BACKGROUND AND PURPOSE

Neoadjuvant chemoradiation (nCRT) can reduce tumor infiltrating lymphocytes. We examined absolute lymphocyte count (ALC) nadir during nCRT for esophageal cancer (EC) and pathologic complete response (pCR).

MATERIALS AND METHODS

Patients with stage I-IVA EC (n = 313) treated 2007-2013 with nCRT followed by surgery were analyzed. ALC was obtained before, during/weekly, and one month after CRT. pCR was defined as no viable tumor cells at surgery. High ALC was defined as nadir of ≥0.35 × 10/μL (highest tertile). Comparison of continuous and categorical variables by pCR was assessed by ANOVA and Pearson's chi-square. Univariate/multivariate logistic regression was used to assess predictors of pCR and high ALC nadir.

RESULTS

Eighty-nine patients (27.8%) achieved a complete pathological response (pCR). For patients with pCR, median ALC nadir was significantly higher than those without (0.35 × 10/μL vs 0.29 × 10/μL, p = 0.007).
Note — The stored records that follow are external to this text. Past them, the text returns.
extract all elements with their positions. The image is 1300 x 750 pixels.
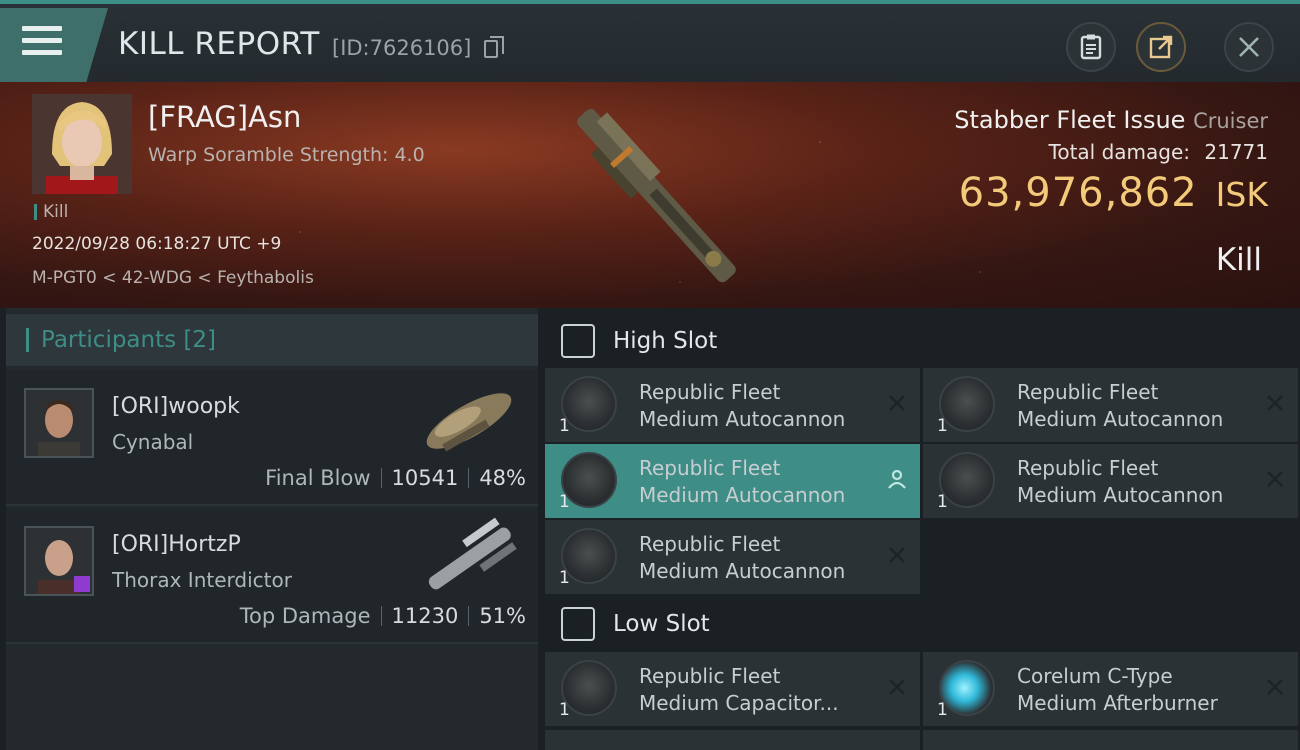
module-item[interactable]: 1 Republic Fleet Medium Autocannon (545, 520, 920, 594)
slot-icon (561, 324, 595, 358)
module-item[interactable] (545, 730, 920, 750)
participants-count: [2] (183, 327, 217, 353)
hamburger-icon[interactable] (22, 26, 62, 56)
participant-avatar (24, 526, 94, 596)
high-slot-label: High Slot (613, 328, 718, 354)
victim-avatar (32, 94, 132, 194)
low-slot-header: Low Slot (545, 601, 1300, 649)
ship-type[interactable]: Stabber Fleet Issue Cruiser (954, 106, 1268, 134)
module-name: Republic Fleet (1017, 456, 1159, 480)
module-name-line2: Medium Autocannon (639, 559, 846, 583)
copy-icon[interactable] (484, 36, 504, 58)
module-name-line2: Medium Autocannon (639, 483, 846, 507)
participant-stats: Top Damage 11230 51% (240, 604, 526, 628)
module-name: Republic Fleet (1017, 380, 1159, 404)
kill-location[interactable]: M-PGT0 < 42-WDG < Feythabolis (32, 268, 314, 288)
x-icon (889, 547, 905, 563)
isk-unit: ISK (1215, 175, 1268, 214)
participant-face (26, 390, 92, 456)
participant-damage: 10541 (391, 466, 459, 490)
close-icon (1239, 37, 1259, 57)
module-quantity: 1 (559, 700, 570, 720)
module-quantity: 1 (937, 416, 948, 436)
module-item[interactable]: 1 Corelum C-Type Medium Afterburner (923, 652, 1298, 726)
clipboard-button[interactable] (1066, 22, 1116, 72)
module-item[interactable]: 1 Republic Fleet Medium Autocannon (923, 368, 1298, 442)
participant-name: [ORI]woopk (112, 394, 240, 419)
victim-name[interactable]: [FRAG]Asn (148, 100, 301, 134)
x-icon (1267, 395, 1283, 411)
participant-role: Top Damage (239, 604, 371, 628)
participant-avatar (24, 388, 94, 458)
ship-name: Stabber Fleet Issue (954, 106, 1186, 134)
participant-ship-image (426, 393, 512, 452)
low-slot-label: Low Slot (613, 611, 710, 637)
module-item[interactable] (923, 730, 1298, 750)
module-item[interactable]: 1 Republic Fleet Medium Capacitor... (545, 652, 920, 726)
top-bar: KILL REPORT [ID:7626106] (0, 0, 1300, 82)
module-name-line2: Medium Autocannon (1017, 407, 1224, 431)
victim-portrait[interactable] (32, 94, 132, 194)
person-icon (888, 469, 906, 489)
module-quantity: 1 (559, 492, 570, 512)
participant-percent: 48% (479, 466, 526, 490)
kill-datetime: 2022/09/28 06:18:27 UTC +9 (32, 234, 282, 254)
module-name-line2: Medium Autocannon (639, 407, 846, 431)
module-item[interactable]: 1 Republic Fleet Medium Autocannon (545, 444, 920, 518)
x-icon (889, 679, 905, 695)
participant-ship-image (428, 517, 517, 590)
share-button[interactable] (1136, 22, 1186, 72)
module-name: Republic Fleet (639, 532, 781, 556)
status-badge (74, 576, 90, 592)
kill-type: Kill (1215, 242, 1262, 278)
high-slot-header: High Slot (545, 318, 1300, 366)
scramble-strength: Warp Soramble Strength: 4.0 (148, 144, 425, 166)
participant-stats: Final Blow 10541 48% (265, 466, 526, 490)
module-name-line2: Medium Autocannon (1017, 483, 1224, 507)
participants-header: Participants [2] (6, 314, 538, 366)
participant-role: Final Blow (265, 466, 371, 490)
share-icon (1149, 35, 1173, 59)
close-button[interactable] (1224, 22, 1274, 72)
module-name-line2: Medium Capacitor... (639, 691, 839, 715)
ship-class: Cruiser (1193, 109, 1268, 133)
participants-label: Participants [2] (26, 328, 216, 352)
page-title: KILL REPORT (118, 26, 320, 62)
module-name: Republic Fleet (639, 664, 781, 688)
module-name-line2: Medium Afterburner (1017, 691, 1218, 715)
x-icon (889, 395, 905, 411)
victim-ship-image (577, 109, 736, 283)
module-quantity: 1 (559, 416, 570, 436)
total-damage-label: Total damage: (1048, 140, 1191, 164)
participant-row[interactable]: [ORI]woopk Cynabal Final Blow 10541 48% (6, 370, 538, 506)
total-damage-value: 21771 (1204, 140, 1268, 164)
participant-ship: Thorax Interdictor (112, 568, 292, 592)
module-item[interactable]: 1 Republic Fleet Medium Autocannon (545, 368, 920, 442)
kill-tag: Kill (34, 204, 68, 221)
isk-value: 63,976,862 ISK (959, 170, 1268, 216)
module-item[interactable]: 1 Republic Fleet Medium Autocannon (923, 444, 1298, 518)
module-name: Corelum C-Type (1017, 664, 1173, 688)
isk-amount: 63,976,862 (958, 170, 1198, 216)
participant-damage: 11230 (391, 604, 459, 628)
module-name: Republic Fleet (639, 456, 781, 480)
participant-row[interactable]: [ORI]HortzP Thorax Interdictor Top Damag… (6, 508, 538, 644)
participant-name: [ORI]HortzP (112, 532, 241, 557)
module-quantity: 1 (937, 700, 948, 720)
slot-icon (561, 607, 595, 641)
x-icon (1267, 471, 1283, 487)
participant-percent: 51% (479, 604, 526, 628)
total-damage: Total damage: 21771 (1049, 140, 1268, 164)
clipboard-icon (1080, 34, 1102, 60)
module-quantity: 1 (937, 492, 948, 512)
participants-title: Participants (41, 327, 177, 353)
x-icon (1267, 679, 1283, 695)
module-name: Republic Fleet (639, 380, 781, 404)
report-id: [ID:7626106] (332, 36, 472, 60)
module-quantity: 1 (559, 568, 570, 588)
kill-banner: [FRAG]Asn Warp Soramble Strength: 4.0 Ki… (0, 82, 1300, 308)
participant-ship: Cynabal (112, 430, 194, 454)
Patients maintaining high ALC nadir had a higher pCR rate (OR1.82, 95%CI 1.08-3.05, p = 0.024). Predictors of high ALC included treatment with proton therapy vs. IMRT (OR4.18, 95%CI 2.34-7.47, p < 0.001), smoking at diagnosis (OR2.80, 95%CI 1.49-5.25, p = 0.001), early stage I-II disease (OR2.33, 95%CI 1.32-4.17, p = 0.005), and SCC histology (OR3.70, 95%CI 1.01-14.29, p = 0.048). Mean body dose (MBD) was inversely related to high ALC nadir (OR0.77 per Gy, 95%CI 0.70-0.84, p < 0.001).

CONCLUSION

A higher ALC level during nCRT is associated with a higher rate of pCR for esophageal cancer patients undergoing trimodality therapy.